Let $B$ be a graded ring with positive degrees, and let $I$ and $J$ be homogeneous ideals of $B$. We suppose that there exists $N$ such that $I\cap B_{n}=J\cap B_{n}$ for all $n\ge N$.

How to show that if $I\subset J$, the natural arrow $\mathrm{Proj}\left(B/J\right)\hookrightarrow\mathrm{Proj}\left(B/I\right)$ is an isomorphism?
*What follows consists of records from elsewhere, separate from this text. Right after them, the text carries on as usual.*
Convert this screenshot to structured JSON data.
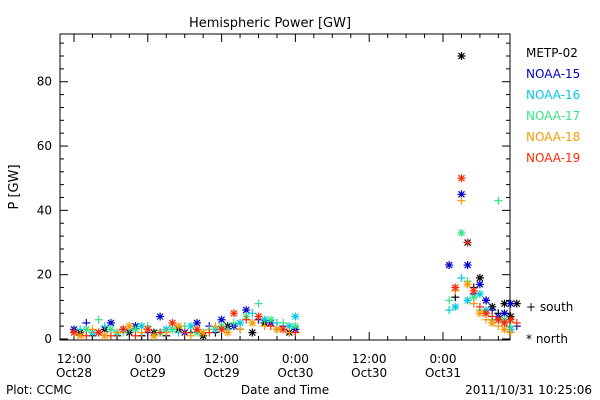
{
  "chart_data": {
    "type": "scatter",
    "title": "Hemispheric Power [GW]",
    "xlabel": "Date and Time",
    "ylabel": "P [GW]",
    "ylim": [
      0,
      95
    ],
    "yticks": [
      0,
      20,
      40,
      60,
      80
    ],
    "xlim_hours": [
      -16,
      128
    ],
    "xticks": [
      {
        "hour": 0,
        "line1": "12:00",
        "line2": "Oct28"
      },
      {
        "hour": 12,
        "line1": "0:00",
        "line2": "Oct29"
      },
      {
        "hour": 24,
        "line1": "12:00",
        "line2": "Oct29"
      },
      {
        "hour": 36,
        "line1": "0:00",
        "line2": "Oct30"
      },
      {
        "hour": 48,
        "line1": "12:00",
        "line2": "Oct30"
      },
      {
        "hour": 60,
        "line1": "0:00",
        "line2": "Oct31"
      }
    ],
    "grid": false,
    "legend_position": "right",
    "marker_legend": {
      "plus": "+ south",
      "star": "* north"
    },
    "series": [
      {
        "name": "METP-02",
        "color": "#000000",
        "points": [
          [
            1,
            2,
            "s"
          ],
          [
            3,
            1,
            "p"
          ],
          [
            5,
            3,
            "s"
          ],
          [
            7,
            1,
            "p"
          ],
          [
            9,
            2,
            "s"
          ],
          [
            11,
            1,
            "p"
          ],
          [
            13,
            2,
            "s"
          ],
          [
            15,
            1,
            "p"
          ],
          [
            17,
            3,
            "s"
          ],
          [
            19,
            2,
            "p"
          ],
          [
            21,
            1,
            "s"
          ],
          [
            23,
            2,
            "p"
          ],
          [
            25,
            4,
            "s"
          ],
          [
            27,
            3,
            "p"
          ],
          [
            29,
            2,
            "s"
          ],
          [
            31,
            5,
            "s"
          ],
          [
            33,
            3,
            "p"
          ],
          [
            35,
            2,
            "s"
          ],
          [
            36,
            3,
            "p"
          ],
          [
            62,
            13,
            "p"
          ],
          [
            63,
            88,
            "s"
          ],
          [
            64,
            30,
            "s"
          ],
          [
            65,
            16,
            "p"
          ],
          [
            66,
            19,
            "s"
          ],
          [
            67,
            12,
            "p"
          ],
          [
            68,
            10,
            "s"
          ],
          [
            69,
            8,
            "p"
          ],
          [
            70,
            11,
            "s"
          ],
          [
            71,
            7,
            "s"
          ],
          [
            72,
            11,
            "s"
          ]
        ]
      },
      {
        "name": "NOAA-15",
        "color": "#0000cc",
        "points": [
          [
            0,
            3,
            "s"
          ],
          [
            2,
            5,
            "p"
          ],
          [
            4,
            2,
            "s"
          ],
          [
            6,
            5,
            "s"
          ],
          [
            8,
            3,
            "p"
          ],
          [
            10,
            4,
            "s"
          ],
          [
            12,
            2,
            "p"
          ],
          [
            14,
            7,
            "s"
          ],
          [
            16,
            3,
            "p"
          ],
          [
            18,
            2,
            "s"
          ],
          [
            20,
            5,
            "s"
          ],
          [
            22,
            4,
            "p"
          ],
          [
            24,
            6,
            "s"
          ],
          [
            26,
            4,
            "s"
          ],
          [
            28,
            9,
            "s"
          ],
          [
            30,
            6,
            "p"
          ],
          [
            32,
            5,
            "s"
          ],
          [
            34,
            4,
            "p"
          ],
          [
            36,
            3,
            "s"
          ],
          [
            61,
            23,
            "s"
          ],
          [
            63,
            45,
            "s"
          ],
          [
            64,
            23,
            "s"
          ],
          [
            65,
            14,
            "p"
          ],
          [
            66,
            17,
            "s"
          ],
          [
            67,
            12,
            "s"
          ],
          [
            68,
            9,
            "p"
          ],
          [
            69,
            7,
            "s"
          ],
          [
            70,
            8,
            "s"
          ],
          [
            71,
            11,
            "s"
          ],
          [
            72,
            4,
            "p"
          ]
        ]
      },
      {
        "name": "NOAA-16",
        "color": "#00c8e6",
        "points": [
          [
            1,
            3,
            "p"
          ],
          [
            3,
            2,
            "s"
          ],
          [
            5,
            4,
            "p"
          ],
          [
            7,
            2,
            "s"
          ],
          [
            9,
            3,
            "p"
          ],
          [
            11,
            4,
            "s"
          ],
          [
            13,
            1,
            "p"
          ],
          [
            15,
            3,
            "s"
          ],
          [
            17,
            2,
            "p"
          ],
          [
            19,
            4,
            "s"
          ],
          [
            21,
            2,
            "p"
          ],
          [
            23,
            3,
            "s"
          ],
          [
            25,
            3,
            "p"
          ],
          [
            27,
            5,
            "s"
          ],
          [
            29,
            8,
            "p"
          ],
          [
            31,
            6,
            "s"
          ],
          [
            33,
            5,
            "p"
          ],
          [
            35,
            4,
            "s"
          ],
          [
            36,
            7,
            "s"
          ],
          [
            61,
            9,
            "p"
          ],
          [
            62,
            10,
            "s"
          ],
          [
            63,
            19,
            "p"
          ],
          [
            64,
            12,
            "s"
          ],
          [
            65,
            11,
            "p"
          ],
          [
            66,
            14,
            "s"
          ],
          [
            67,
            9,
            "s"
          ],
          [
            68,
            6,
            "p"
          ],
          [
            69,
            6,
            "s"
          ],
          [
            70,
            5,
            "p"
          ],
          [
            71,
            3,
            "s"
          ]
        ]
      },
      {
        "name": "NOAA-17",
        "color": "#33e680",
        "points": [
          [
            0,
            2,
            "p"
          ],
          [
            2,
            3,
            "s"
          ],
          [
            4,
            6,
            "p"
          ],
          [
            6,
            3,
            "s"
          ],
          [
            8,
            2,
            "p"
          ],
          [
            10,
            3,
            "s"
          ],
          [
            12,
            4,
            "p"
          ],
          [
            14,
            2,
            "s"
          ],
          [
            16,
            3,
            "s"
          ],
          [
            18,
            4,
            "p"
          ],
          [
            20,
            2,
            "s"
          ],
          [
            22,
            3,
            "p"
          ],
          [
            24,
            4,
            "s"
          ],
          [
            26,
            5,
            "p"
          ],
          [
            28,
            7,
            "s"
          ],
          [
            30,
            11,
            "p"
          ],
          [
            32,
            6,
            "s"
          ],
          [
            34,
            5,
            "p"
          ],
          [
            36,
            4,
            "s"
          ],
          [
            61,
            12,
            "p"
          ],
          [
            63,
            33,
            "s"
          ],
          [
            64,
            18,
            "p"
          ],
          [
            65,
            13,
            "s"
          ],
          [
            66,
            9,
            "p"
          ],
          [
            67,
            8,
            "s"
          ],
          [
            68,
            6,
            "p"
          ],
          [
            69,
            43,
            "p"
          ],
          [
            70,
            6,
            "s"
          ],
          [
            71,
            4,
            "p"
          ]
        ]
      },
      {
        "name": "NOAA-18",
        "color": "#ff9900",
        "points": [
          [
            1,
            1,
            "s"
          ],
          [
            3,
            3,
            "p"
          ],
          [
            5,
            1,
            "s"
          ],
          [
            7,
            2,
            "p"
          ],
          [
            9,
            4,
            "s"
          ],
          [
            11,
            2,
            "p"
          ],
          [
            13,
            1,
            "s"
          ],
          [
            15,
            2,
            "p"
          ],
          [
            17,
            4,
            "s"
          ],
          [
            19,
            1,
            "p"
          ],
          [
            21,
            2,
            "s"
          ],
          [
            23,
            4,
            "p"
          ],
          [
            25,
            2,
            "s"
          ],
          [
            27,
            3,
            "p"
          ],
          [
            29,
            5,
            "s"
          ],
          [
            31,
            4,
            "p"
          ],
          [
            33,
            3,
            "s"
          ],
          [
            35,
            2,
            "p"
          ],
          [
            62,
            15,
            "p"
          ],
          [
            63,
            43,
            "p"
          ],
          [
            64,
            17,
            "s"
          ],
          [
            65,
            11,
            "p"
          ],
          [
            66,
            8,
            "s"
          ],
          [
            67,
            6,
            "p"
          ],
          [
            68,
            5,
            "s"
          ],
          [
            69,
            4,
            "p"
          ],
          [
            70,
            3,
            "s"
          ],
          [
            71,
            2,
            "p"
          ]
        ]
      },
      {
        "name": "NOAA-19",
        "color": "#ff2a00",
        "points": [
          [
            0,
            2,
            "s"
          ],
          [
            2,
            1,
            "p"
          ],
          [
            4,
            2,
            "s"
          ],
          [
            6,
            1,
            "p"
          ],
          [
            8,
            3,
            "s"
          ],
          [
            10,
            1,
            "p"
          ],
          [
            12,
            3,
            "s"
          ],
          [
            14,
            2,
            "p"
          ],
          [
            16,
            5,
            "s"
          ],
          [
            18,
            2,
            "p"
          ],
          [
            20,
            3,
            "s"
          ],
          [
            22,
            2,
            "p"
          ],
          [
            24,
            3,
            "s"
          ],
          [
            26,
            8,
            "s"
          ],
          [
            28,
            6,
            "p"
          ],
          [
            30,
            7,
            "s"
          ],
          [
            32,
            4,
            "p"
          ],
          [
            34,
            3,
            "s"
          ],
          [
            36,
            2,
            "p"
          ],
          [
            62,
            16,
            "s"
          ],
          [
            63,
            50,
            "s"
          ],
          [
            64,
            30,
            "p"
          ],
          [
            65,
            15,
            "s"
          ],
          [
            66,
            10,
            "p"
          ],
          [
            67,
            8,
            "s"
          ],
          [
            68,
            7,
            "p"
          ],
          [
            69,
            6,
            "s"
          ],
          [
            70,
            5,
            "s"
          ],
          [
            71,
            6,
            "s"
          ],
          [
            72,
            5,
            "p"
          ]
        ]
      }
    ]
  },
  "footer": {
    "left": "Plot: CCMC",
    "right": "2011/10/31  10:25:06"
  }
}
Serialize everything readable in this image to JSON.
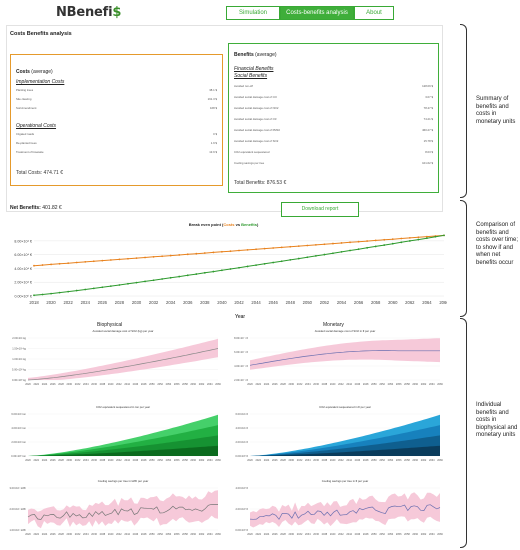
{
  "app": {
    "logo_pre": "NBenefi",
    "logo_post": "$"
  },
  "tabs": [
    "Simulation",
    "Costs-benefits analysis",
    "About"
  ],
  "panel": {
    "title": "Costs Benefits analysis"
  },
  "costs": {
    "heading": "Costs",
    "avg": "(average)",
    "implementation_title": "Implementation Costs",
    "implementation": [
      [
        "Planting trees",
        "38.1 $"
      ],
      [
        "Site clearing",
        "161.3 $"
      ],
      [
        "Soil Amendment",
        "168 $"
      ]
    ],
    "operational_title": "Operational Costs",
    "operational": [
      [
        "Irrigated roads",
        "0 $"
      ],
      [
        "Re-planted trees",
        "1.9 $"
      ],
      [
        "Treatment of biowaste",
        "13.9 $"
      ]
    ],
    "total": "Total Costs: 474.71 €"
  },
  "benefits": {
    "heading": "Benefits",
    "avg": "(average)",
    "financial_title": "Financial Benefits",
    "social_title": "Social Benefits",
    "rows": [
      [
        "Avoided run-off",
        "128.09 $"
      ],
      [
        "Avoided social damage cost of CO",
        "3.07 $"
      ],
      [
        "Avoided social damage cost of NO2",
        "78.47 $"
      ],
      [
        "Avoided social damage cost of O3",
        "74.21 $"
      ],
      [
        "Avoided social damage cost of PM10",
        "460.27 $"
      ],
      [
        "Avoided social damage cost of SO2",
        "15.78 $"
      ],
      [
        "CO2 equivalent sequestered",
        "8.03 $"
      ],
      [
        "Cooling savings per tree",
        "101.62 $"
      ]
    ],
    "total": "Total Benefits: 876.53 €"
  },
  "net": {
    "label": "Net Benefits:",
    "value": "401.82 €"
  },
  "download": "Download report",
  "break_even": {
    "title_pre": "Break even point (",
    "costs": "Costs",
    "vs": " vs ",
    "benefits": "Benefits",
    "title_post": ")",
    "xlabel": "Year"
  },
  "column_titles": {
    "biophysical": "Biophysical",
    "monetary": "Monetary"
  },
  "mini_titles": {
    "bio1": "Avoided social damage cost of SO2 (kg) per year",
    "mon1": "Avoided social damage cost of SO2 in € per year",
    "bio2": "CO2 equivalent sequestered in ton per year",
    "mon2": "CO2 equivalent sequestered in € per year",
    "bio3": "Cooling savings per tree in kWh per year",
    "mon3": "Cooling savings per tree in € per year"
  },
  "mini_ylabels": {
    "bio1": [
      "2.00×10¹ kg",
      "1.50×10¹ kg",
      "1.00×10¹ kg",
      "5.00×10⁰ kg",
      "0.00×10⁰ kg"
    ],
    "mon1": [
      "8.00×10⁻¹ €",
      "6.00×10⁻¹ €",
      "4.00×10⁻¹ €",
      "2.00×10⁻¹ €"
    ],
    "bio2": [
      "6.00×10² ton",
      "4.00×10² ton",
      "2.00×10² ton",
      "0.00×10⁰ ton"
    ],
    "mon2": [
      "6.00×10¹ €",
      "4.00×10¹ €",
      "2.00×10¹ €",
      "0.00×10⁰ €"
    ],
    "bio3": [
      "3.00×10⁴ kWh",
      "2.00×10⁴ kWh",
      "1.00×10⁴ kWh"
    ],
    "mon3": [
      "4.00×10³ €",
      "2.00×10³ €",
      "0.00×10⁰ €"
    ]
  },
  "annotations": {
    "a1": "Summary of benefits and costs in monetary units",
    "a2": "Comparison of benefits and costs over time; to show if and when net benefits occur",
    "a3": "Individual benefits and costs in biophysical and monetary units"
  },
  "chart_data": [
    {
      "type": "line",
      "title": "Break even point (Costs vs Benefits)",
      "xlabel": "Year",
      "x": [
        2018,
        2019,
        2020,
        2021,
        2022,
        2023,
        2024,
        2025,
        2026,
        2027,
        2028,
        2029,
        2030,
        2031,
        2032,
        2033,
        2034,
        2035,
        2036,
        2037,
        2038,
        2039,
        2040,
        2041,
        2042,
        2043,
        2044,
        2045,
        2046,
        2047,
        2048,
        2049,
        2050,
        2051,
        2052,
        2053,
        2054,
        2055,
        2056,
        2057,
        2058,
        2059,
        2060,
        2061,
        2062,
        2063,
        2064,
        2065,
        2066
      ],
      "xticks": [
        2018,
        2020,
        2022,
        2024,
        2026,
        2028,
        2030,
        2032,
        2034,
        2036,
        2038,
        2040,
        2042,
        2044,
        2046,
        2048,
        2050,
        2052,
        2054,
        2056,
        2058,
        2060,
        2062,
        2064,
        2066
      ],
      "yticks": [
        "0.00×10⁰ €",
        "2.00×10⁴ €",
        "4.00×10⁴ €",
        "6.00×10⁴ €",
        "8.00×10⁴ €"
      ],
      "ylim": [
        0,
        90000
      ],
      "series": [
        {
          "name": "Costs",
          "color": "#e8821e",
          "start": 44000,
          "end": 88000
        },
        {
          "name": "Benefits",
          "color": "#2e9a2e",
          "start": 1000,
          "end": 88000
        }
      ]
    }
  ],
  "colors": {
    "accent": "#3fae3a",
    "orange": "#e59a2c",
    "pink": "#f6c9d9",
    "blue": "#2aa6d9",
    "green": "#2fc04f"
  }
}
• You mean to write $I \cap B_n = J \cap B_n$. Check equality on the distinguished affine open sets $D(f) = \operatorname{Spec} B_{(f)}$.
– Hoot
Apr 26, 2015 at 18:28
• See Algebraic Geometry by R. Hartshorne, Chapter II, Ex. 2.14 (c). May 6, 2015 at 19:22
• @Hoot Would you please write about this in more detail in an answer? The textbook also says about checking equality on the distinguished affine open sets, but I don't think I've seen an example of that being done.
– Jake
May 16, 2015 at 0:48
• @Jake Sure. Give me a moment.
– Hoot
May 17, 2015 at 19:24

## 1 Answer

The morphism in question comes from the surjection $B/I \to B/J$. If $f \in B$ is homogeneous of positive degree then we get $(B/I)_f \to (B/J)_f$ and then $((B/I)_f)_0 \to ((B/J)_f)_0$, both surjective. So the only question is injectivity. Say $b/f^n$ maps to $0$ where $b \in B_{n \deg f}$ (everything should be mod $I$, really). Then for $m \gg 0$ we have $f^mb \equiv 0 \bmod{J}$, so $f^mb \in J_{(n+m)\deg f}$ and for $m$ large enough the hypothesis tells you that this is the same as $I_{(n+m)\deg f}$ and it follows that $b/f^n$ is already zero in $((B/I)_f)_0$.